Earlier this month, we had a screen free week. No TV, computer, tablets, and the minimum phone usage possible. We don't allow our kids to watch too much TV to begin with, usually just Friday night movie and maybe 1 1/2 hours throughout the rest of the week (on a good week, of course!). My husband and I, however, watch something most nights, usually for 2+ hours, while we're checking our phones or playing on the iPad, and I notoriously check my phone during the day. We all know that taking a break can be a good thing. Let me tell you what I learned.
Things that changed:
- We played with our kids more.
- We talked to each other more, and the conversations were more meaningful.
- Our kids had to find ways to entertain themselves. They had to stretch and grow and be creative with their toys.
- My kids fought less.
- Our time together became quality time together.
- I became more aware of the people around me.
- My house was cleaner. I had the energy to do what needed to be done.
- I yelled less.
- I was more patient with everyone.
- Our days went smoother. My kids were less resistant when I asked them to do things. Chores were less of a battle.
- Life felt less "noisy." There was no constant pull toward social media or barrage of images and distractions from a screen. My brain had time to breathe.
- My days were much more productive. My time for myself comes at the end of the day, when the kids are in bed. I actually accomplished many of the things I set out to do because I wasn't distracted by a screen.
- We went to bed earlier. It's a lot easier to feel tired at 10:30 when you're actually doing things instead of vegging out until 1 in the morning.
- My husband and I "dated" more. We played games, laughed, read next to each other, cuddled more; things that usually got put on the back burner for weeks because we were watching TV instead.
Things I learned:
- It is SO easy to grab that screen and zone out.
- Our loved ones miss us when we disappear behind a screen. They are much more aware of it than we give them credit for.
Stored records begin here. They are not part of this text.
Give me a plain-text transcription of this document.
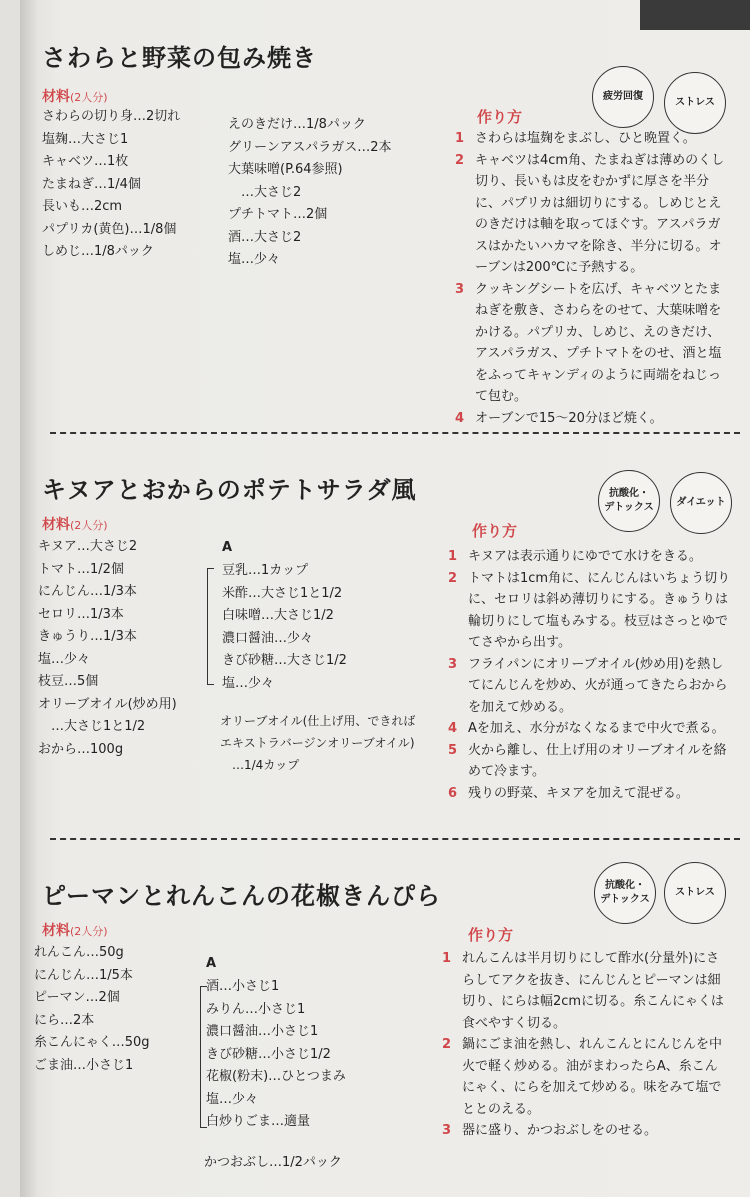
さわらと野菜の包み焼き
材料(2人分)
さわらの切り身…2切れ
塩麹…大さじ1
キャベツ…1枚
たまねぎ…1/4個
長いも…2cm
パプリカ(黄色)…1/8個
しめじ…1/8パック
えのきだけ…1/8パック
グリーンアスパラガス…2本
大葉味噌(P.64参照)
　…大さじ2
プチトマト…2個
酒…大さじ2
塩…少々
疲労回復
ストレス
作り方
1 さわらは塩麹をまぶし、ひと晩置く。
2 キャベツは4cm角、たまねぎは薄めのくし切り、長いもは皮をむかずに厚さを半分に、パプリカは細切りにする。しめじとえのきだけは軸を取ってほぐす。アスパラガスはかたいハカマを除き、半分に切る。オーブンは200℃に予熱する。
3 クッキングシートを広げ、キャベツとたまねぎを敷き、さわらをのせて、大葉味噌をかける。パプリカ、しめじ、えのきだけ、アスパラガス、プチトマトをのせ、酒と塩をふってキャンディのように両端をねじって包む。
4 オーブンで15～20分ほど焼く。
キヌアとおからのポテトサラダ風
材料(2人分)
キヌア…大さじ2
トマト…1/2個
にんじん…1/3本
セロリ…1/3本
きゅうり…1/3本
塩…少々
枝豆…5個
オリーブオイル(炒め用)
　…大さじ1と1/2
おから…100g
A
豆乳…1カップ
米酢…大さじ1と1/2
白味噌…大さじ1/2
濃口醤油…少々
きび砂糖…大さじ1/2
塩…少々
オリーブオイル(仕上げ用、できれば
エキストラバージンオリーブオイル)
　…1/4カップ
抗酸化・
デトックス	ダイエット
作り方
1 キヌアは表示通りにゆでて水けをきる。
2 トマトは1cm角に、にんじんはいちょう切りに、セロリは斜め薄切りにする。きゅうりは輪切りにして塩もみする。枝豆はさっとゆでてさやから出す。
3 フライパンにオリーブオイル(炒め用)を熱してにんじんを炒め、火が通ってきたらおからを加えて炒める。
4 Aを加え、水分がなくなるまで中火で煮る。
5 火から離し、仕上げ用のオリーブオイルを絡めて冷ます。
6 残りの野菜、キヌアを加えて混ぜる。
ピーマンとれんこんの花椒きんぴら
材料(2人分)
れんこん…50g
にんじん…1/5本
ピーマン…2個
にら…2本
糸こんにゃく…50g
ごま油…小さじ1
A
酒…小さじ1
みりん…小さじ1
濃口醤油…小さじ1
きび砂糖…小さじ1/2
花椒(粉末)…ひとつまみ
塩…少々
白炒りごま…適量
かつおぶし…1/2パック
抗酸化・
デトックス
ストレス
作り方
1 れんこんは半月切りにして酢水(分量外)にさらしてアクを抜き、にんじんとピーマンは細切り、にらは幅2cmに切る。糸こんにゃくは食べやすく切る。
2 鍋にごま油を熱し、れんこんとにんじんを中火で軽く炒める。油がまわったらA、糸こんにゃく、にらを加えて炒める。味をみて塩でととのえる。
3 器に盛り、かつおぶしをのせる。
- Sometimes it is difficult to actually talk to someone. It takes courage and thought and a desire to actually know the person, especially when you don't get to jump to a screen when things get awkward or the conversation lulls.
- I was more content with my life. I wasn't constantly looking at others' perfect Instagram pictures or Facebook posts, comparing my life to theirs. I was finding happiness right where I was.
- It is so, so worth it. Relationships became much more meaningful and fulfilling.
Now, this didn't create a revolution where we're going to sell our TV or switch to flip phones or put our phones in a DistractaGone when we're home. But it did cause me to reflect on how often I ignore the world around me for a screen. Most people cannot go completely screen free, and there is nothing wrong with checking social media or watching TV. But, we can be much more selective of the time we spend with our screens. If you really want to show the people around you how much you care about them, give them your time. Put the phone away, turn the TV off, and focus on the people around you. I promise they will appreciate it. The power of sincere interaction is amazing.